The tragedy of the 2005 hurricane season still lingers in the collective memory of our country. The devastation wreaked on the Gulf coast should be a reminder to all Californians that flooding is a constant threat, and we should take precautions to ensure the safety of your family and minimize damage to property.
Floods can occur over the course of a few days or even within a few minutes or an hour (a flash flood). They can strike without warning. However, a comparatively small amount of time planning and stocking up on key supplies could make an important difference in what happens to you and your loved ones.
The best time to think about what will happen during a flood is before it strikes! If you follow just a few simple steps now, you have a better chance of being prepared should disaster occur in the future.
Make a Plan
Planning for a flood, or any natural disaster, can seem overwhelming. However, simply writing down key information you might need and coming up with answers to important questions will go a long way toward putting your mind at ease. Consider the following problems faced by many when disaster strikes:
- Where will you meet your loved ones if your home is unavailable (is this point on higher ground in the event of flash flood)?
- Who should your children trust if you cannot get to them?
- How will you know where to go should you evacuate?
- What should you bring with you?
- What about insurance?
- Medical care?
In the event of an emergency, answers to these questions will need to be automatic. Teach your children how to call 9-1-1 and who to contact in the event of a flood or other emergency. Practice evacuation from your home and the route you will travel to escape. Prepare a portable disaster kit that you can take should you need to evacuate. Fill out a downloadable “Family Disaster Plan” sheet and keep it with your emergency kit.
Get a Kit-Your kit should be lightweight (without the food and water) and portable, and should contain the following:
- Non-perishable Food and Water for Three Days: Store at least one gallon of water per person per day. Keep water in original, unopened containers. Replace items as they expire
- First Aid Kit-Assemble a kit for your home and one per car. It should include: bandages of various sizes; alcohol-based sanitizer or germicidal/antiseptic wipes; non-latex gloves, adhesive tape; anti-bacterial ointment; cold pack; small scissors; tweezers; CPR breathing barrier; and other items specific to your needs.
- Tools and Supplies: Disposable plates, cups and utensils; battery operated radio and flashlight with extra batteries; utility knife; matches in a waterproof container; extra cash and coins; feminine products; glasses or contact lenses; maps with evacuation routes clearly marked; sturdy gloves; cloth face masks (for mold leftover when flood waters recede); sturdy plastic garbage bags to keep belongings dry; rolls of duct tape and plastic sheeting; a fire extinguisher; and household chlorine bleach and medicine dropper (when diluted nine parts water to one part bleach, bleach can be used as a disinfectant, or in an emergency, you can use it to treat water by using 16 drops of regular household liquid bleach per gallon of water-do not use scented, color safe or bleaches with added cleaners).
- Clothing and Bedding: One complete change of clothing and footwear per person, along with blankets or sleeping bags.

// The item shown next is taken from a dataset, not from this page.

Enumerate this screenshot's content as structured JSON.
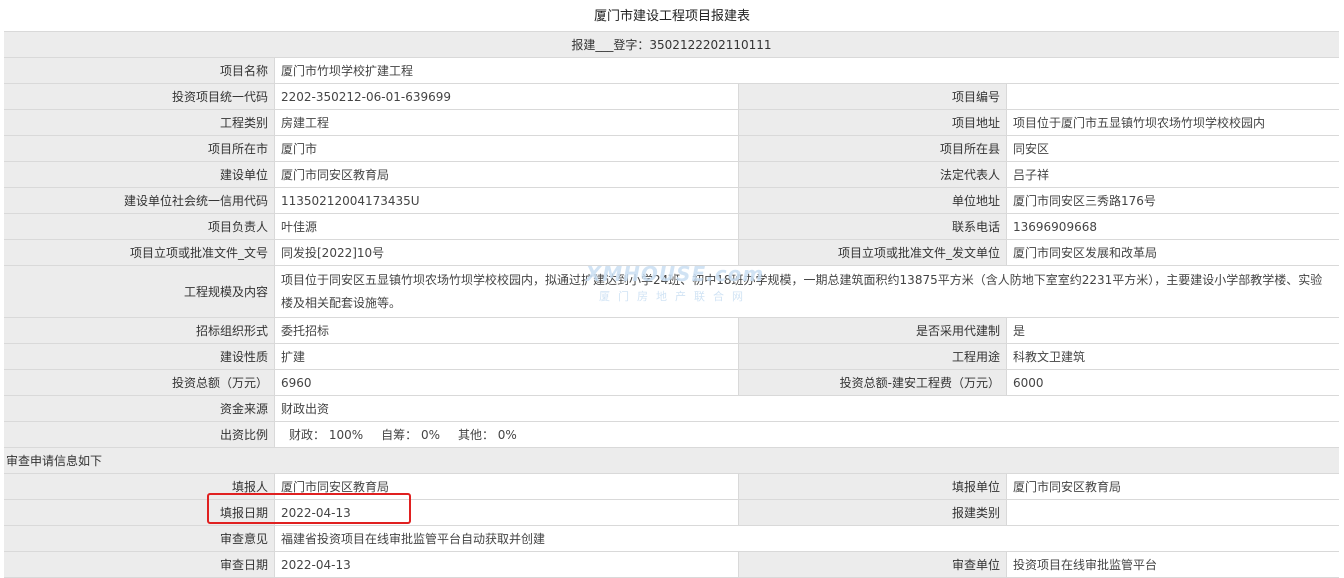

- Special Items: Some families have special needs, like for the elderly or young children. Remember: Keep important documents, such as insurance policies, birth certificates, passports, bank account numbers and credit card numbers in a waterproof, locking fire-box or other portable container. Also, make sure to stock up supplies for your pets.
- Learn CPR—it could save a life; and
- Check your first-aid and disaster preparedness kits for expired supplies; and
- Learn where “high ground” can be found in the event of a flash flood.
Know where to get information
- Know where to listen for announcements from local authorities on TV, local radio or National Oceanic and Atmospheric Administration (NOAA) weather stations or channels;
Make a card with contacts for:
- Family members and trusted friends;
- Medical providers;
- Fire department;
- Poison Control;
- Police; and
- Local Office of Emergency Services.
- Purchase flood insurance if you do not have it already;
- Take pictures of your belongings; and
- Know your insurance agency’s contact info.
- Now is the time to implement your family disaster plan.
- Review your completed “Family Disaster Plan” downloadable sheet;
- Based on the information you have gathered from news, police, or informed family and friends, determine whether you and your loved ones should evacuate;
- If you decide to evacuate (and you have time), leave your contact information and a sign saying you have evacuated on your front door. This will enable local officials to contact you when the danger has passed and not waste critical time searching your home for disaster victims.
- Get your prepared emergency kit and fire-box with important documents;
- If you are separated from loved ones, meet at your designated gathering spot;
- Get to safety; and
- When you and your family are safe, help others.
Return to Normal
- Make sure it is safe before you return to your home—contact local police, fire departments, or disaster relief agencies for information;
- Register as “Safe and Well” with the American Red Cross, so your family and friends will know your status and can obtain your contact information. Utilize the Red Cross and local services to locate lost loved ones. Visit http://www.redcross.org/ for more information;
- Contact your insurance provider to make a claim for damaged property;
- After life has returned to normal, evaluate what happened during this emergency for what worked well and what aspects you can learn from in preparing for the next disaster.